Subsequently, Emperor Wuzong put Wang and He Hongjing in charge of capturing the three Zhaoyi prefectures east of the Taihang Mountains. It was said that the day that Wang received the imperial edict, he immediately mobilized and took his forces to Zhao Prefecture (趙州, in modern Shijiazhuang) to ready for attack. Under battle orders that Emperor Wuzong subsequently issued to Wang, He Hongjing, Wang Maoyuan (王茂元) the military governor of Heyang Circuit (河陽, headquartered in modern Jiaozuo, Henan), Li Yanzuo (李彥佐) the military governor of Wuning Circuit (武寧, headquartered in modern Xuzhou, Jiangsu), and Liu Mian (劉沔) the military governor of Hedong Circuit (河東, headquartered in modern Taiyuan, Shanxi), Wang was specifically ordered to capture Xing Prefecture (邢州, in modern Xingtai, Hebei). Wang Yuankui quickly captured two Zhaoyi outposts and defeated relief forces Liu Zhen sent, and Emperor Wuzong used this opportunity to issue an edict praising him, in order to pressure Li Yanzuo, Liu Mian, and Wang Maoyuan to step up their attack. Emperor Wuzong also bestowed the honorary chancellor title of Tong Zhongshu Menxia Pingzhangshi (同中書門下平章事) on Wang Yuankui. When, by contrast, He Hongjing was not attacking Zhaoyi forces immediately, Wang Yuankui submitted multiple secret petitions accusing He Hongjing of being ambiguous in his attitude, and Emperor Wuzong pressured He Hongjing by ordering one of the main imperial generals, Wang Zai the military governor of Zhongwu Circuit (忠武, headquartered in modern Xuchang, Henan), to go through Weibo territory in attacking Zhaoyi; this frightened He Hongjing, and he finally launched his troops in attacking Zhaoyi.

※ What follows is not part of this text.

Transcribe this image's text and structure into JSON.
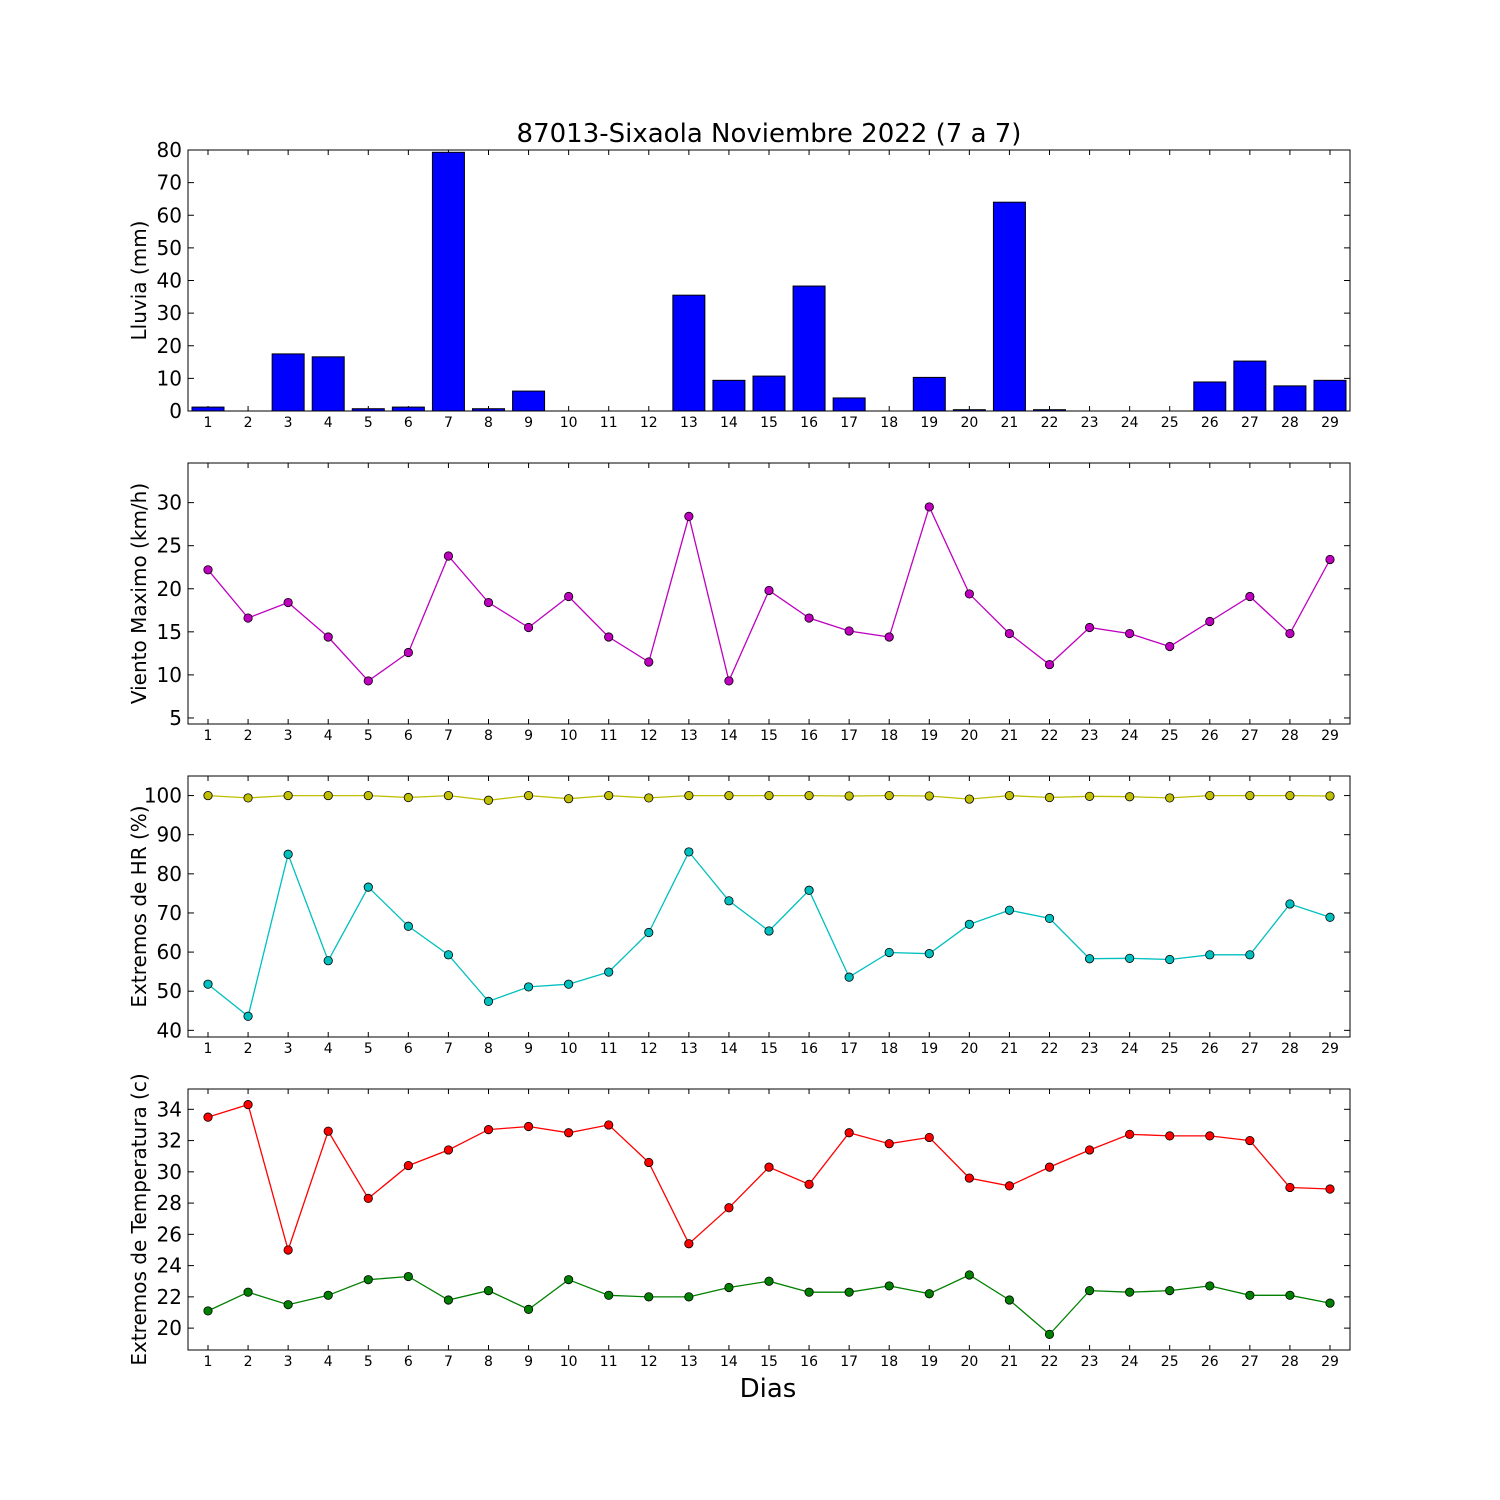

In spring 844, the Hedong officer Yang Bian (楊弁) mutinied, expelling then-military governor Li Shi, in cooperation with Liu Zhen. In response, Emperor Wuzong briefly refocused the military efforts to target Yang instead, and he ordered Wang Yuankui to lead his soldiers through Tumen (土門, in modern Shijiazhuang) over the Taihang Mountains to support a counterattack by Hedong forces under the command of the officer Wang Feng (王逢). However, as Hedong forces under the eunuch monitor Lü Yizhong (呂義忠) quickly recaptured Hedong's capital Taiyuan and killed Yang, it appeared that Wang Yuankui never actually launched his forces over the Taihang Mountains.

In fall 844, Pei Wen (裴問) the brother of Liu Congjian's wife Lady Pei, whom Liu Zhen had put in charge of the three Zhaoyi prefectures east of the Taihang Mountains but who was angered that Liu Zhen's officer Liu Xi (劉溪) was forcing his soldiers to pay taxes even as they were fighting, surrendered Xing Prefecture to Wang Yuankui. Subsequently, the other two prefectures—Ming (洺州, in modern Handan) and Ci (磁州, in modern Handan as well) surrendered to He Hongjing. When the Zhaoyi officer Wei Yuantan (魏元談), who was defending Yaoshan (堯山, in modern Xingtai), surrendered to Wang, Wang, who was angry that he was unable to capture Yaoshan up to this point, executed Wei. Further, he also killed some 20 Zhaoyi residents who were disrespectful to him during the campaign, and this caused the Zhaoyi soldiers to be apprehensive and close up their cities to ready for battle again. Emperor Wuzong, under Li Deyu's advice, issued an edict ordering Wang to stop his vengeance and ordering the new military governor of Zhaoyi, Lu Jun (盧均), to comfort the region. (Soon thereafter, Liu Zhen's officer Guo Yi (郭誼) killed Liu Zhen and surrendered the remainder of the circuit to imperial forces.) After the end of the campaign, Emperor Wuzong rewarded Wang by bestowing on him the honorific title of Taifu (太傅) and creating him the Duke of Taiyuan.

In 854, Wang died, and in spring 855 the death was reported to the imperial government. Then-reigning Emperor Xuānzong allowed his son Wang Shaoding to inherit the circuit, and bestowed the posthumous honor of Taishi (太師) on Wang Yuankui.

== Notes and references ==

- Old Book of Tang, vol. 142.
- New Book of Tang, vol. 211.
- Zizhi Tongjian, vols. 245, 247, 248, 249.